Chapman, who worked with his son Leland and brother Timothy, said his attorneys told him they would meet with immigration officials yesterday and that he expected to be in touch with the attorneys soon.
"If every lawyer in America tells you, 'Don't go down there again, Dog,' what would you do?" said Chapman. He also said he believed he could be the victim of reprisals, whose nature he would not specify, if he returned to Mexico.
But Chapman said he would like to help Mexican authorities learn better law enforcement techniques, including improved methods of searching and cuffing suspects.
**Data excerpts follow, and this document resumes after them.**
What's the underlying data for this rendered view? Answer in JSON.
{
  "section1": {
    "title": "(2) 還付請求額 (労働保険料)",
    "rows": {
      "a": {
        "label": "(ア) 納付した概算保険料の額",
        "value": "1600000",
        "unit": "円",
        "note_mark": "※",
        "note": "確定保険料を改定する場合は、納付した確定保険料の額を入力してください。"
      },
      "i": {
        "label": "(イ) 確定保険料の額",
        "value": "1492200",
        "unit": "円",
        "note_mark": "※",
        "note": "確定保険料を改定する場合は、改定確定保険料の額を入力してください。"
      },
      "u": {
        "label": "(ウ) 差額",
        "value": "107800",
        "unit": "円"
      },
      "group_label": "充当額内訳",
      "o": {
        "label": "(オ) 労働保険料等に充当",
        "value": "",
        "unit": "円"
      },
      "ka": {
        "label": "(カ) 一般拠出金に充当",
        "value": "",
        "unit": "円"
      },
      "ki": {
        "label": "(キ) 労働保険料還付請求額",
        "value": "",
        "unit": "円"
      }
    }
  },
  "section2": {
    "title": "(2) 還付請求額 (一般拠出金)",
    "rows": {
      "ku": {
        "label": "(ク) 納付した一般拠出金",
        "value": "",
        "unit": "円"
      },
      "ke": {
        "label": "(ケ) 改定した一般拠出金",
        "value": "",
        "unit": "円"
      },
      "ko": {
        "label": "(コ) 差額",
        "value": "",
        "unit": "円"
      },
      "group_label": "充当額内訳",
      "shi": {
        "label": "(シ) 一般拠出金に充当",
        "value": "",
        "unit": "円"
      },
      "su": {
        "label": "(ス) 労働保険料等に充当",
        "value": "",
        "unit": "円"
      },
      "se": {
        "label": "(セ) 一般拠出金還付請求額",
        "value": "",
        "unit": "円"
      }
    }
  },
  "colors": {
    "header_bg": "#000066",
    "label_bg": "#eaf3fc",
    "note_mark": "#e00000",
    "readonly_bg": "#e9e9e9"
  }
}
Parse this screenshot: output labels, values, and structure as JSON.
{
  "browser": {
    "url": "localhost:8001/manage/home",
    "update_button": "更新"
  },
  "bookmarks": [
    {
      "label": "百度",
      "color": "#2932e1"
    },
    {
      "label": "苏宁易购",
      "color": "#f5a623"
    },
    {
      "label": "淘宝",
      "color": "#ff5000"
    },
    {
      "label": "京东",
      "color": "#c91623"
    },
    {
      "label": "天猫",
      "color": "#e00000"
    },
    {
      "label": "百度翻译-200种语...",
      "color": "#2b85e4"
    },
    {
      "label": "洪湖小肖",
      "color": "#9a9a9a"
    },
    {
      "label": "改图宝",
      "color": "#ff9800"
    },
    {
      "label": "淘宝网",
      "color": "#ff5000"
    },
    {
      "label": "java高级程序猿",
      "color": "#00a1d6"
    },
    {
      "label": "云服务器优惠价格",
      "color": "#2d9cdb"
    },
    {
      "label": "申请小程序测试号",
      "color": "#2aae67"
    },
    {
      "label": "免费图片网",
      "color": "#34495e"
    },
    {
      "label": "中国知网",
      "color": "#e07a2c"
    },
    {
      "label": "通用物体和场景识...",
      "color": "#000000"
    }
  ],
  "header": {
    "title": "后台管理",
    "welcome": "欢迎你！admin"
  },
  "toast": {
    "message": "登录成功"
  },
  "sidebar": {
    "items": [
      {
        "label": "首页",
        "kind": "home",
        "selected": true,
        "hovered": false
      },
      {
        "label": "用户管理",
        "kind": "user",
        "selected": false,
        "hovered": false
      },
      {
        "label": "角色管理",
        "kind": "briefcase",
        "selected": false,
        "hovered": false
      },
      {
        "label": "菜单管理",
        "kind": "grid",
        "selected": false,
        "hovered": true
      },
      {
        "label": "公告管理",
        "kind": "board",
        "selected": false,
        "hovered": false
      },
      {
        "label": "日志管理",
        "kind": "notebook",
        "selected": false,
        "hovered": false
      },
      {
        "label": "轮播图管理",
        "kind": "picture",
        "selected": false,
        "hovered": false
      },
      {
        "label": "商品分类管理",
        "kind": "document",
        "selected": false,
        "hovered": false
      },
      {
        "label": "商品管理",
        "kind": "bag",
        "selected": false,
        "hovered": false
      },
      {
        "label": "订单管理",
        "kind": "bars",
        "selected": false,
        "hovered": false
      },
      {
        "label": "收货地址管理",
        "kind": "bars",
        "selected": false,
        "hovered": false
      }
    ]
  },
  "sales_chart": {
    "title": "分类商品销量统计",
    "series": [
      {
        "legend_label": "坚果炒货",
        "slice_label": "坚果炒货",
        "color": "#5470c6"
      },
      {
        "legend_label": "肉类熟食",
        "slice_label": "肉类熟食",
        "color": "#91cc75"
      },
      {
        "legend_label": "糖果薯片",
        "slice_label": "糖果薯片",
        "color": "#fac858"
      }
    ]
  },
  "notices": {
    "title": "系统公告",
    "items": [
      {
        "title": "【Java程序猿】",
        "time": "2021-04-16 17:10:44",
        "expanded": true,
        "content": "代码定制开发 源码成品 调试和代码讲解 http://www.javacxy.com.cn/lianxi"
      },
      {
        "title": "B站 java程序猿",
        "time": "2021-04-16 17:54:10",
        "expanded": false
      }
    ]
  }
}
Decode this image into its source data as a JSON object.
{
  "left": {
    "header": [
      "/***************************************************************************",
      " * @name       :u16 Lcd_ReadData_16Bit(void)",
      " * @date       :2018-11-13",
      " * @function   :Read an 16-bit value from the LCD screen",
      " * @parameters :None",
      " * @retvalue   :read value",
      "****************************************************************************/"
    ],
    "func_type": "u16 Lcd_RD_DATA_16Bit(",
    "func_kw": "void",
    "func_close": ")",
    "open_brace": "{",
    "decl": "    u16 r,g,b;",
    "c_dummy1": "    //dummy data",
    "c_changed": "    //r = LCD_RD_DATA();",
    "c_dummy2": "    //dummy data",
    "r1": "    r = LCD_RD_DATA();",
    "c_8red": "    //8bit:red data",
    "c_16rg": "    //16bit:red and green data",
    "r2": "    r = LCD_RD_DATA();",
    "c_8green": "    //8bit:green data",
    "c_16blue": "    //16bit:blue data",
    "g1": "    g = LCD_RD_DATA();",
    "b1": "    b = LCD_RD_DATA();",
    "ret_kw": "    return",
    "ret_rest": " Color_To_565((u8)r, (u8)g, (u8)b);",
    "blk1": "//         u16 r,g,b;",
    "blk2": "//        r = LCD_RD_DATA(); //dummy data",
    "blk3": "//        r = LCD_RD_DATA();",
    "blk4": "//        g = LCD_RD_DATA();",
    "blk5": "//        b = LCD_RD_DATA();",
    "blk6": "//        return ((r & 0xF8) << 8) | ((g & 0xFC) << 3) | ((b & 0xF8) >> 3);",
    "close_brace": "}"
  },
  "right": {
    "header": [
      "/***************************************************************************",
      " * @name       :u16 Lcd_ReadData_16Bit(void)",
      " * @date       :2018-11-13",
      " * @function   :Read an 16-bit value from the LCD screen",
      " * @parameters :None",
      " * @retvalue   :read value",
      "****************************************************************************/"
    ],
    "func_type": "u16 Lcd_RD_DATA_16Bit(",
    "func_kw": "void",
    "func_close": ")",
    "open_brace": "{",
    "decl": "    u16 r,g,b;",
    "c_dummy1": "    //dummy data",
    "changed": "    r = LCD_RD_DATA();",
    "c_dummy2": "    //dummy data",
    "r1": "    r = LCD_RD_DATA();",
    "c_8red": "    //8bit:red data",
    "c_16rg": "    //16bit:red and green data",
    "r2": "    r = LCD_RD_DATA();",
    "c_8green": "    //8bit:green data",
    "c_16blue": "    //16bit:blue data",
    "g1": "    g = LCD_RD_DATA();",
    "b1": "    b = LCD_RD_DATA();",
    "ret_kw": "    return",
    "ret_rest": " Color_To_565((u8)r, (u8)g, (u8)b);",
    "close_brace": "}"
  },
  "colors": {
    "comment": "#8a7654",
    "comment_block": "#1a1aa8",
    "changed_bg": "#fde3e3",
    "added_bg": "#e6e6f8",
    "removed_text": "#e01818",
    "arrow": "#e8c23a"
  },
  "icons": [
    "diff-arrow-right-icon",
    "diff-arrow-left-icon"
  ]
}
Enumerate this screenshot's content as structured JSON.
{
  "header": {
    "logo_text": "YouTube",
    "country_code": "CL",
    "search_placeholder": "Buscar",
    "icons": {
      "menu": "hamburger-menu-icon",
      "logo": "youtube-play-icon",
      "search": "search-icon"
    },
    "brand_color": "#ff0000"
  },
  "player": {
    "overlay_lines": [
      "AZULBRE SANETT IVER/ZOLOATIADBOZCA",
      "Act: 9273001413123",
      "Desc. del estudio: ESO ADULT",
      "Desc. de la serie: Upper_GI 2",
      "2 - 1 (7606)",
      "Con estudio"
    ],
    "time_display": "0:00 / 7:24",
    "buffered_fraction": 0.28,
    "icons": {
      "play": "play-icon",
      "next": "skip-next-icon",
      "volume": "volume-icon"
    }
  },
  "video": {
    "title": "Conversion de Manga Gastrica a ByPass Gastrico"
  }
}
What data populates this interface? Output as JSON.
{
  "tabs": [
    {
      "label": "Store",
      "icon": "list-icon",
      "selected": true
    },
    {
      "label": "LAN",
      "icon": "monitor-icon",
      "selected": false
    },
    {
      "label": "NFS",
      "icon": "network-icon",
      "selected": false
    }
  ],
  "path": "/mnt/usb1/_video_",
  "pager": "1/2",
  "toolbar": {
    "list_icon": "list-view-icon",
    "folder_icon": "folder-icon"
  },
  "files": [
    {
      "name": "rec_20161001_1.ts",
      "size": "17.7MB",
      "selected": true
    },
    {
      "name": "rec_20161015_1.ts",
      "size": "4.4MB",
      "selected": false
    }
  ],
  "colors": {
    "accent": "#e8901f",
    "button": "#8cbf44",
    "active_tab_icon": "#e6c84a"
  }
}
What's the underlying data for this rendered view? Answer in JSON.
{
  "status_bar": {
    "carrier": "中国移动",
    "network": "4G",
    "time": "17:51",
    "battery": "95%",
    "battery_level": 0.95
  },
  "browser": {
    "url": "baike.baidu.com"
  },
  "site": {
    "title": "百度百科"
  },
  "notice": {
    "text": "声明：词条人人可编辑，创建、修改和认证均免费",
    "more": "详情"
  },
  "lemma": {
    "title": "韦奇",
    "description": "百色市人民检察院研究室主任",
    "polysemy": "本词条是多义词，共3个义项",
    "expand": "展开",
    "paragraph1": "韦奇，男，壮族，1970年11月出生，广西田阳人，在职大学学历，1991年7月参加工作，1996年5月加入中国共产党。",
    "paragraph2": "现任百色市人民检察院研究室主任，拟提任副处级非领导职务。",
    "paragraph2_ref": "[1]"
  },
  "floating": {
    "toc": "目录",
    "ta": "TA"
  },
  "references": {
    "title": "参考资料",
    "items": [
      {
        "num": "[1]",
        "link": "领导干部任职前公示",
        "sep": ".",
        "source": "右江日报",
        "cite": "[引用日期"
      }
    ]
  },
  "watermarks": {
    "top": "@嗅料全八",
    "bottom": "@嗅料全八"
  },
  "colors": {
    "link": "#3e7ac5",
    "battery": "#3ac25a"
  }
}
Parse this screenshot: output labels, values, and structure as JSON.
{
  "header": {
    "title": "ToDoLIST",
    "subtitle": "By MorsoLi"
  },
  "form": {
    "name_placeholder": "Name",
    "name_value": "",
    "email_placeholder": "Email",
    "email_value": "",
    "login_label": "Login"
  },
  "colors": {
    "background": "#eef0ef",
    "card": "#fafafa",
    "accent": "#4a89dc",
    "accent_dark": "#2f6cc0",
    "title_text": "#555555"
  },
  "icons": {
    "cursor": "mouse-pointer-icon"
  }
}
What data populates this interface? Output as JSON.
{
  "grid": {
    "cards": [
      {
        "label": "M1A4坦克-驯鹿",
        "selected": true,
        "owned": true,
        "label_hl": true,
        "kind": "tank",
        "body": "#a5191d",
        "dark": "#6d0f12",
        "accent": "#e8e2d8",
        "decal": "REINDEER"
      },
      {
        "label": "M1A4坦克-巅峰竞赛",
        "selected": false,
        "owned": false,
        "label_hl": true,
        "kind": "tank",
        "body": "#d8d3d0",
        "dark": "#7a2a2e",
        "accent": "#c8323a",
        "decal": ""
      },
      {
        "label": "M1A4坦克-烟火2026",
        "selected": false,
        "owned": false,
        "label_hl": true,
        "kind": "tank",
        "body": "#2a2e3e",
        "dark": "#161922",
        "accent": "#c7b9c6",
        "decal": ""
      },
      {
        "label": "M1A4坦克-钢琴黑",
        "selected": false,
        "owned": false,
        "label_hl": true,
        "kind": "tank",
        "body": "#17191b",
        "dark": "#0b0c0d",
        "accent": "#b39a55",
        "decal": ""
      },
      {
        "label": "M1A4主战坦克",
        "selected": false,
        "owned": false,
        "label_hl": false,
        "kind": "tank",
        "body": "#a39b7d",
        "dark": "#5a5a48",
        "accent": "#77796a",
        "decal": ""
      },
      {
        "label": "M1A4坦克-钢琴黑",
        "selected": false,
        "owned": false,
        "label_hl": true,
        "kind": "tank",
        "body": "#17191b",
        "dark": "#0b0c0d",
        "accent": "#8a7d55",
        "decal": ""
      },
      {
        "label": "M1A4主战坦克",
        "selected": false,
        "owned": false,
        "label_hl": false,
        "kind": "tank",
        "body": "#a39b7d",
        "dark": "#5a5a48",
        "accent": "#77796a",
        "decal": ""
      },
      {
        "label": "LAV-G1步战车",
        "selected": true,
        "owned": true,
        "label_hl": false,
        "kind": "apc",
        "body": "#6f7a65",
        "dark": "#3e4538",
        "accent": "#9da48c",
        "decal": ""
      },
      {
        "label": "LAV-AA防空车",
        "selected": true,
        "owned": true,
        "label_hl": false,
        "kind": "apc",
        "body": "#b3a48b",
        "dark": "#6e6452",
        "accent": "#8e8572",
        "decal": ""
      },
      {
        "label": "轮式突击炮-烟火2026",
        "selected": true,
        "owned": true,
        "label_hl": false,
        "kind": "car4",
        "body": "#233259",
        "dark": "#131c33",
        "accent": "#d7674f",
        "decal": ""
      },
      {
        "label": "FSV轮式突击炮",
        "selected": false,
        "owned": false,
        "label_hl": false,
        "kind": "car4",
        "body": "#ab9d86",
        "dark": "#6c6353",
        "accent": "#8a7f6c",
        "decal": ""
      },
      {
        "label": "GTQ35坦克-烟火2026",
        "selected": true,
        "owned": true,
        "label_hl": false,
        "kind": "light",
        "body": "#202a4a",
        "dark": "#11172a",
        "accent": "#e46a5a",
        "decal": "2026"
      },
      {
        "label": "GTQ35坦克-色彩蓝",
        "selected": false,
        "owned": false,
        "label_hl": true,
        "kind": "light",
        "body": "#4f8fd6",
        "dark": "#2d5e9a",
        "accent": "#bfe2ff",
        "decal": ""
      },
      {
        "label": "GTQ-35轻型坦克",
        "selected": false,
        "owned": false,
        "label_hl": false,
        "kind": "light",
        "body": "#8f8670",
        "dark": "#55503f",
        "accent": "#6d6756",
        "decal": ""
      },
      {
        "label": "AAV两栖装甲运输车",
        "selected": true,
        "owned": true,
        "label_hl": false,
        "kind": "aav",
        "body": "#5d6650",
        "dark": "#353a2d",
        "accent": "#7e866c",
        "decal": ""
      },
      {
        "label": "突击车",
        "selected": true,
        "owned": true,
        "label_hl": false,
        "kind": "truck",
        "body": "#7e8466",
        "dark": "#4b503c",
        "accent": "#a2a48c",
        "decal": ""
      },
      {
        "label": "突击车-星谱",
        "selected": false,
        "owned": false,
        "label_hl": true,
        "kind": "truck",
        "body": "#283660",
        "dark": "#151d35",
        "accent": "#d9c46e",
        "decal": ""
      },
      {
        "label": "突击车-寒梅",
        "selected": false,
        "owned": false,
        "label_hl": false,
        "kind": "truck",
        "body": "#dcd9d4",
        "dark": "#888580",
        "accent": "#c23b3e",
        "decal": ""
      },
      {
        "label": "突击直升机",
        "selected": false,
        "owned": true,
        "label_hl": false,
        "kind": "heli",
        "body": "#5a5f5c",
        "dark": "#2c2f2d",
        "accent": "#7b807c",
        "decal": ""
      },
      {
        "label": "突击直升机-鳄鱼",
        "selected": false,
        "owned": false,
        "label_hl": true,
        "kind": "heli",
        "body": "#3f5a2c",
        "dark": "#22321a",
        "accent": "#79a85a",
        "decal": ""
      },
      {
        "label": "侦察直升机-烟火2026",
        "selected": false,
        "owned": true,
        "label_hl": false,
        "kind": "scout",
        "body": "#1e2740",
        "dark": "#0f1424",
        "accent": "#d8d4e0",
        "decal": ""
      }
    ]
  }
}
"I would like to help them with some of my skills," he said. "I already stepped up once," he said. "I got the guy." Migration officials were not immediately available to comment on the case.
Chapman spent yesterday in a Ventura, Calif., courtroom seeking a portion of the $1 million bail forfeited by Luster when he jumped bail in January.
"We would like 15 percent for the capture and expenses that we spent," Chapman told KABC-TV Los Angeles outside the courthouse.
Also making a claim for the money were Luster's mother, who claims to have posted the bail; one of the rape victims; and Ventura County officials who want to compensate the district attorney's office and Sheriff's Department for expenses incurred in the search for the rapist.
Judge Edward Brodie decided not to release any of the bail money. He ordered all the parties to bring additional evidence to another hearing set for Aug. 5.
Chapman and the other two Americans flew to California last week shortly after they were released from jail in Puerto Vallarta. During a news conference Wednesday in California, Chapman said he planned to return to Mexico "soon."
Pineda had previously told the Associated Press the three could do whatever they wanted with their free time -- as long as they checked in with him personally every Monday morning.
Pineda ordered the three last month to stand trial on charges of criminal association and deprivation of liberty for a pre-dawn seizure of Luster, the Max Factor heir convicted in absentia in California of drugging and raping three women.